What are the responsibilities and job description for the Senior Site Reliability Engineer position at Duetto?
- About the Company
Duetto is building the future of hotel revenue strategy. We're not just another SaaS company — we're redefining what's possible for hotels through our category-creating platform, the Revenue & Profit Operating System.
- Role Summary / Purpose
Our technology stack is built on AWS and primarily consists of:
- Java
- Python
- NoSql
- Single-page JavaScript web techniques (jQuery, Backbone, React, and RequireJS)
- Patent-pending analytical methods on top of MongoDB
- Postgres
- Terraform/Terragrunt and Chef for IaC
- DataDog and Prometheus
- GitHub for source control
- GitHub Actions and Jenkins for CI/CD
- Key Responsibilities
- Architect and implement infrastructure solutions to facilitate seamless migration of critical systems while ensuring uptime, reliability, and a high-quality experience for end users.
- Design, develop, test, and maintain tools and processes to efficiently manage and operate SaaS products hosted on AWS, with a focus on scalability and automation.
- Partner with developers to enhance the reliability, performance, scalability, and security of server and application architectures.
- Build and maintain critical components of our infrastructure, emphasizing robustness, security, and high availability to meet demanding service-level expectations.
- Foster strong cross-team collaboration by driving engagement, promoting shared goals, and ensuring alignment across technical and non-technical teams.
- Lead efforts to ensure systems are secure by default, addressing vulnerabilities proactively and implementing best practices for cybersecurity preparedness.
- Be willing to learn and adopt AI in DevOps/SRE workflows.
- Be the last line of support for services that thousands of customers (hotels, resorts, casinos, etc.) around the world depend on 24/7.
- Troubleshoot on-call incidents to ensure rapid resolution and minimal service disruption.
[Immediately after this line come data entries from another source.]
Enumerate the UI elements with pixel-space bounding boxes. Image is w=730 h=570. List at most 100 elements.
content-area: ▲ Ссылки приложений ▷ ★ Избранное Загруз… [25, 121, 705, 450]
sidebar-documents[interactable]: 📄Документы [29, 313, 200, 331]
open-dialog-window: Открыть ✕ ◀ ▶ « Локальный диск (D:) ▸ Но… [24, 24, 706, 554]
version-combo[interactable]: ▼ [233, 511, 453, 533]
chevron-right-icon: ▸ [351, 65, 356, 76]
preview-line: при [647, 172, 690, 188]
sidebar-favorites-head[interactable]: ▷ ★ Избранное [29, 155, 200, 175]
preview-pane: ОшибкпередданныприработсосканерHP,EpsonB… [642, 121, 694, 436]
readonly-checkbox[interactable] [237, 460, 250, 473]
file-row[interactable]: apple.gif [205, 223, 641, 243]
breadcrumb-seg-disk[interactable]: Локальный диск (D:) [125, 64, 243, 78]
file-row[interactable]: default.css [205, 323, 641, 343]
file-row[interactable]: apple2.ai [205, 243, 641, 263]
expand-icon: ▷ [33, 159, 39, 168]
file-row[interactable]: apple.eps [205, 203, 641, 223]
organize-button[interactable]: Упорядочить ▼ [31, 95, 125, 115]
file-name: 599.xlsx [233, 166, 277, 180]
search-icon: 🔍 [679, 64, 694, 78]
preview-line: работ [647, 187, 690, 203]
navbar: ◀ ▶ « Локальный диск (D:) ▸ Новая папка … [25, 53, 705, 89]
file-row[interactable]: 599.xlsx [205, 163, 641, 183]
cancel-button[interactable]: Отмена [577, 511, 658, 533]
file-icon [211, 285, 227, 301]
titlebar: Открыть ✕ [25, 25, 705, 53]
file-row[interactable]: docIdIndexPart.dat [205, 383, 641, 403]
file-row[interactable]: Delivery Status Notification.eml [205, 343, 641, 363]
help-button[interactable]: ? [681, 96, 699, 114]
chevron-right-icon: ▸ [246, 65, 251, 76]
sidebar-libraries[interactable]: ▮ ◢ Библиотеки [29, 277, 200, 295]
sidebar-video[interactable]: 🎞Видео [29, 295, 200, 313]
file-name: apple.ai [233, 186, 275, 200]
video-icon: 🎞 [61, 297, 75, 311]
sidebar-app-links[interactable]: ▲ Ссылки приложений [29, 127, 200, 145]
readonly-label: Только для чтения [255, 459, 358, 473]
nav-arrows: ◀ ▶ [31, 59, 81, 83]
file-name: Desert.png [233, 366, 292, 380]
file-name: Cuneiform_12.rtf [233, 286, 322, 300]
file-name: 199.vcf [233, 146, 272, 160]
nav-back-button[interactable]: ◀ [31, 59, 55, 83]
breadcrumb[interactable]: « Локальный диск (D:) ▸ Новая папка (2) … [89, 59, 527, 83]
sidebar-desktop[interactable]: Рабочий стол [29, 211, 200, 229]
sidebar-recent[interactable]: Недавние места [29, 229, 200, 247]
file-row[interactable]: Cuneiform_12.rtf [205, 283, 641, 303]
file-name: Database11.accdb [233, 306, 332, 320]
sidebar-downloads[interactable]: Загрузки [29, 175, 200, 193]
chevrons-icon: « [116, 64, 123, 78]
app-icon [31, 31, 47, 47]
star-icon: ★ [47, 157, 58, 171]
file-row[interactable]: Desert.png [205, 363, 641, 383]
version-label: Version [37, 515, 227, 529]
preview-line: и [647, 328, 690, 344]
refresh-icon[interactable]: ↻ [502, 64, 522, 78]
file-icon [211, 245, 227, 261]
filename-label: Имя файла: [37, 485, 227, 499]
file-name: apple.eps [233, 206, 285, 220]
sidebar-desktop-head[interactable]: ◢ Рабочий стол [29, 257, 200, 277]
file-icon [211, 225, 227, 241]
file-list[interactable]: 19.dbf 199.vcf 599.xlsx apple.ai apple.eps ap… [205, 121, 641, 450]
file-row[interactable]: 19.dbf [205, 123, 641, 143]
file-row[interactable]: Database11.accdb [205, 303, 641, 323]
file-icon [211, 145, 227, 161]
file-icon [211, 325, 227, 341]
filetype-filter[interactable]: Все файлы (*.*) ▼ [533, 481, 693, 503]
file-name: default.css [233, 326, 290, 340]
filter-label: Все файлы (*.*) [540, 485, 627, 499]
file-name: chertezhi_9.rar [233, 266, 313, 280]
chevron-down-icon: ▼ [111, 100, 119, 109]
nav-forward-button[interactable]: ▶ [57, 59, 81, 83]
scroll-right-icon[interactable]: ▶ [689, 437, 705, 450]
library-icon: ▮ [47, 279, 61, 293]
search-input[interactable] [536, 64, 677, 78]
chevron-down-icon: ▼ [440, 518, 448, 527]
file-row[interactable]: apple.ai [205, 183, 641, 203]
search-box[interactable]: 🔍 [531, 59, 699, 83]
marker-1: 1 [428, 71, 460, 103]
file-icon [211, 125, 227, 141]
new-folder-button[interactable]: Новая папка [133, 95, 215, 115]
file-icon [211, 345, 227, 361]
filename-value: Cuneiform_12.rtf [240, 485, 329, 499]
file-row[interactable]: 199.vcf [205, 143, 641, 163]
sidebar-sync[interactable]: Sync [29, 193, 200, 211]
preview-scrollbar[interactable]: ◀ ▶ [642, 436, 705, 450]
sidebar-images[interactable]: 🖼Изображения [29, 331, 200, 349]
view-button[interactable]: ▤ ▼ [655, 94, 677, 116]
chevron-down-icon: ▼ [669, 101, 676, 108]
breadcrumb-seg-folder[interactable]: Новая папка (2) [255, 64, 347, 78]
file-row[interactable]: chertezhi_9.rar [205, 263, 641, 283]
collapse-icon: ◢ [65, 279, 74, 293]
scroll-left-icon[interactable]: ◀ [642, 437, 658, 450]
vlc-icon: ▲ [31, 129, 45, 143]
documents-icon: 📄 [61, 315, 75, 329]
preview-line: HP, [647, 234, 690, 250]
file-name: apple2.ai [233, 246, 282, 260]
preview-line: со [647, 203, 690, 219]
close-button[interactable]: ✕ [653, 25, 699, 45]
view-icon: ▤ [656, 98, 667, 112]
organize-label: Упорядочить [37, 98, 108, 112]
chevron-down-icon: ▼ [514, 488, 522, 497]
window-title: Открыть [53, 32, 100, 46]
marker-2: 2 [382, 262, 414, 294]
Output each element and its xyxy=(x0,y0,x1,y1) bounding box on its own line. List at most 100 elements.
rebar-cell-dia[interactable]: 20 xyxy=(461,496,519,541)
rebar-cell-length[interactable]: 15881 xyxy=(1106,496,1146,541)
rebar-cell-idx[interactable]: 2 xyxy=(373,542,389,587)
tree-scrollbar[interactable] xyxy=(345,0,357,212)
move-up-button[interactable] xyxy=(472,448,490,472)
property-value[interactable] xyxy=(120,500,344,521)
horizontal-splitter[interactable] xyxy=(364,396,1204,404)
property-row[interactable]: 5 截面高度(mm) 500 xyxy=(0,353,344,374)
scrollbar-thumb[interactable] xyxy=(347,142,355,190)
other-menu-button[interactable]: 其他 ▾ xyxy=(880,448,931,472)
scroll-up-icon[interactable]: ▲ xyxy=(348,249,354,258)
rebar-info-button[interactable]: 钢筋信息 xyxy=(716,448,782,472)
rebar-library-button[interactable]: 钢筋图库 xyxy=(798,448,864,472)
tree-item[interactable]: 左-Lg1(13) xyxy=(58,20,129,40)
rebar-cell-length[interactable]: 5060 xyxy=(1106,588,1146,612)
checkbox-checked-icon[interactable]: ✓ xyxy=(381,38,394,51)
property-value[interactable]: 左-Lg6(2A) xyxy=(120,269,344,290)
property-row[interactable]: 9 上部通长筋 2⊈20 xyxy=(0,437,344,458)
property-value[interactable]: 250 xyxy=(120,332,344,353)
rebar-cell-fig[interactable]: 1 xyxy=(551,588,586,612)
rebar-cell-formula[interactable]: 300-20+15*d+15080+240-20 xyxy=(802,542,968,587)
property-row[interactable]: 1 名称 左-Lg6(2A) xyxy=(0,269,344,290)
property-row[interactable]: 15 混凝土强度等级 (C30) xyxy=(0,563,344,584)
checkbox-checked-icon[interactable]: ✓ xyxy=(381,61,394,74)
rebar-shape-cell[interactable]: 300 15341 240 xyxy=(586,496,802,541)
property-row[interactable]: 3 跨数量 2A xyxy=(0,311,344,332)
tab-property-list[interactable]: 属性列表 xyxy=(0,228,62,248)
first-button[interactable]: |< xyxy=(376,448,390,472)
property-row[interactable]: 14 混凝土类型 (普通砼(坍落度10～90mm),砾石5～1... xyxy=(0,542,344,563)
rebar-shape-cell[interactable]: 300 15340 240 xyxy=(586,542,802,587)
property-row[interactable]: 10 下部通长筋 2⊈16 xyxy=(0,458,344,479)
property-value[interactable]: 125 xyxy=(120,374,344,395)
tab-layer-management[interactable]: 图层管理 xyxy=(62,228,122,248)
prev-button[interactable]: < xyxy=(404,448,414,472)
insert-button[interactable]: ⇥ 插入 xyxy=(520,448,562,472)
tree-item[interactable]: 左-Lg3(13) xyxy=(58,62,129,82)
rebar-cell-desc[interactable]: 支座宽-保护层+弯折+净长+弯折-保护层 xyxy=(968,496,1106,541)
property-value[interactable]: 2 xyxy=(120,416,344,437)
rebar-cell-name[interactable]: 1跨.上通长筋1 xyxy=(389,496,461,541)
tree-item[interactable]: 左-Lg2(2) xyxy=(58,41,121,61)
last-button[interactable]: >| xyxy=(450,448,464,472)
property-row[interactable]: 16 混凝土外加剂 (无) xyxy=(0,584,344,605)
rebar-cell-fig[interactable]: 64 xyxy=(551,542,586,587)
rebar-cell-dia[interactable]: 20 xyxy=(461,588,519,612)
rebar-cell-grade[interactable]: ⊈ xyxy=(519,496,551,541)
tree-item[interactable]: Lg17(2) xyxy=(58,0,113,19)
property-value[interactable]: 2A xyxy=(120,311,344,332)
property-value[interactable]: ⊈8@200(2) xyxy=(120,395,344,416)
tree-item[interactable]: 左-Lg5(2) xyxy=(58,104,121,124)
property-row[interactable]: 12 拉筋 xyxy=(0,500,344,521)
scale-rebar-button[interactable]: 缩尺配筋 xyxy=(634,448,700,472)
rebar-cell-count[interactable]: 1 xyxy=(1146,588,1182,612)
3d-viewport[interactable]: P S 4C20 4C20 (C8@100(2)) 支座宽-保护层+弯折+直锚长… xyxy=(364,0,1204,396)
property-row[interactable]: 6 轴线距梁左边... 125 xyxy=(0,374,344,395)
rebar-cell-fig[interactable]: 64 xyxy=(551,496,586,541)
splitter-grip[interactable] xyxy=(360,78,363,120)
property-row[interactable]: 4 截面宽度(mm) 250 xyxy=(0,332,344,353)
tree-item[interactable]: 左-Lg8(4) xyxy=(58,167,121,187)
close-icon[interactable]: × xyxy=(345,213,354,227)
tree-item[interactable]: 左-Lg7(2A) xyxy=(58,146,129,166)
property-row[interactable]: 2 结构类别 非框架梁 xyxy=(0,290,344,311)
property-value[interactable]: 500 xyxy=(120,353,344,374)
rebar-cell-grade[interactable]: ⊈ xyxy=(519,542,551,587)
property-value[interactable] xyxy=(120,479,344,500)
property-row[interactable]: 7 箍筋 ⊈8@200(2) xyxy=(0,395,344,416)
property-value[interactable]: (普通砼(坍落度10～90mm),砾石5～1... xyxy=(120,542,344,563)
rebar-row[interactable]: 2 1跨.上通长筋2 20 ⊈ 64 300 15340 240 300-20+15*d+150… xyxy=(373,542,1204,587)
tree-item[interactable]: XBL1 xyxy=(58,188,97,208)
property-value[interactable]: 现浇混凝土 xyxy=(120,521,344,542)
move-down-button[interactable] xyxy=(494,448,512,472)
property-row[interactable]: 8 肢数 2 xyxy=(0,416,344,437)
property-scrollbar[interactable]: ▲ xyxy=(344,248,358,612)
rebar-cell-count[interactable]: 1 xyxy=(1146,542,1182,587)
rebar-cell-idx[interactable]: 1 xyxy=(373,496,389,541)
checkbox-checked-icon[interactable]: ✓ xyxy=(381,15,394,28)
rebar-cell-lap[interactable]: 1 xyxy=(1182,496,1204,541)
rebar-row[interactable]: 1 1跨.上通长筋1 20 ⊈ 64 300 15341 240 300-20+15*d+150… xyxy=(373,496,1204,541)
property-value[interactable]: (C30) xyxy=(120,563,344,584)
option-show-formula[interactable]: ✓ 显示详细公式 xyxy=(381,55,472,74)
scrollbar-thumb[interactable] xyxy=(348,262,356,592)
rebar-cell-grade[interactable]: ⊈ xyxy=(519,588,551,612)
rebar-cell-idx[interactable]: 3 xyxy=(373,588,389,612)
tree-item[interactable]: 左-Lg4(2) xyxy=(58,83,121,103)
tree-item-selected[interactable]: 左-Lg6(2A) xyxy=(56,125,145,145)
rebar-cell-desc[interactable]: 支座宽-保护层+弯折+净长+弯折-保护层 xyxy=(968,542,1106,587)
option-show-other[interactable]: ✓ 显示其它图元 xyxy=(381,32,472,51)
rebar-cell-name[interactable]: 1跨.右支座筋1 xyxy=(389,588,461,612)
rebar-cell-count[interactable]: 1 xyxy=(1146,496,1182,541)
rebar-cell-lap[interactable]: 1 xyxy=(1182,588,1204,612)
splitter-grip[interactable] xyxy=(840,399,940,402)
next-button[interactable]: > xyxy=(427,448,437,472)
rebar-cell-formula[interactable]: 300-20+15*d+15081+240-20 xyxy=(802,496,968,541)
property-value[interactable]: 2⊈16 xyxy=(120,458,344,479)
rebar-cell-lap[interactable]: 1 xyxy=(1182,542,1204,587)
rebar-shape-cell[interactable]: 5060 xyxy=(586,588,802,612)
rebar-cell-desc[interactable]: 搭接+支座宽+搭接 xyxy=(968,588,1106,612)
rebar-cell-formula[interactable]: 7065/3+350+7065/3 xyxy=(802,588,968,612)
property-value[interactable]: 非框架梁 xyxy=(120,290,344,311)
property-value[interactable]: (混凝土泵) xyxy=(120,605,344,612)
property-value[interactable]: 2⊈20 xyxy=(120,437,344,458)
Participate in detailed Root Cause Analysis (RCA) to identify underlying issues and work cross-functionally to implement preventative measures and long-term solutions, ensuring similar problems are avoided in the future.
- Qualifications
- 5 years of experience in an Ops, DevOps or SRE role.
- Experience in System Design and Architecture.
- Engineer-level experience with networking and security concepts.
- Understanding of fundamentals behind load balancing technologies. Experience configuring Layer 7 load-balancing is a plus.
- Experience collaborating with engineers on architecture decisions.
- Experience administering Cloud Computing Services such as AWS (preferred), Azure, or GCP, including working knowledge of permissions structures, multi-account management structures, and single sign-on(SSO).
- Experience with AWS ecosystem tools such as AWS IAM, VPC, EC2, ELB, RDS, S3, Lambda, API Gateway, Secrets Manager, KMS, CloudWatch, CloudTrail.
- Experience with security compliance certifications such as SOC2.
- Experience working in an environment with a heavy emphasis on DevOps and Service Reliability mindset.
- Experience provisioning, configuring, administering, and using enterprise monitoring ecosystems like Prometheus, Grafana, DataDog or similar.
- Experience with CI/CD Tools such as GitHub, GitHub Actions, JFrog Artifactory, Jenkins, and GitOps methodologies.
- Experience using and writing infrastructure-as-code using Terraform.
- Experience with configuration-management toolsets such as Chef or Puppet.
- Experience with containers and container orchestration tools such as ECS/EKS (a plus).
- Experience managing infrastructure and contributing as part of a multi-user infrastructure team, using Terraform and associated toolsets. Relevant SOC2 experience is also a plus.
- Fluency in reading Java, Ruby, Bash/Zsh, HCL, Python and Javascript.
- Strong experience in troubleshooting and resolving complex on-call incidents with a focus on minimizing service disruption and downtime.
- Proven ability to lead and participate in detailed Root Cause Analysis (RCA) processes to identify and address underlying issues effectively.
- Demonstrated expertise in implementing preventative measures and long-term solutions based on RCA findings to ensure recurring issues are mitigated.
- Experience constructing and maintaining build/deploy automation tooling.
- Participate in weekly on-call rotation.
- Ability to work both independently and within a team environment.
- A passion for technology with a drive to stay up to date with technology and best practices.
- Team Player - Works well with others, highly collaborative and acts as a strong partner to other team members and functions.
- Execution - Desire to work on a fast paced team and help set direction and architecture.
- Creativity - Thrives in an environment without a set playbook.
- Quality - Takes pride in delivering robust and high quality implementations.
- Ownership - Enjoys owning and driving projects.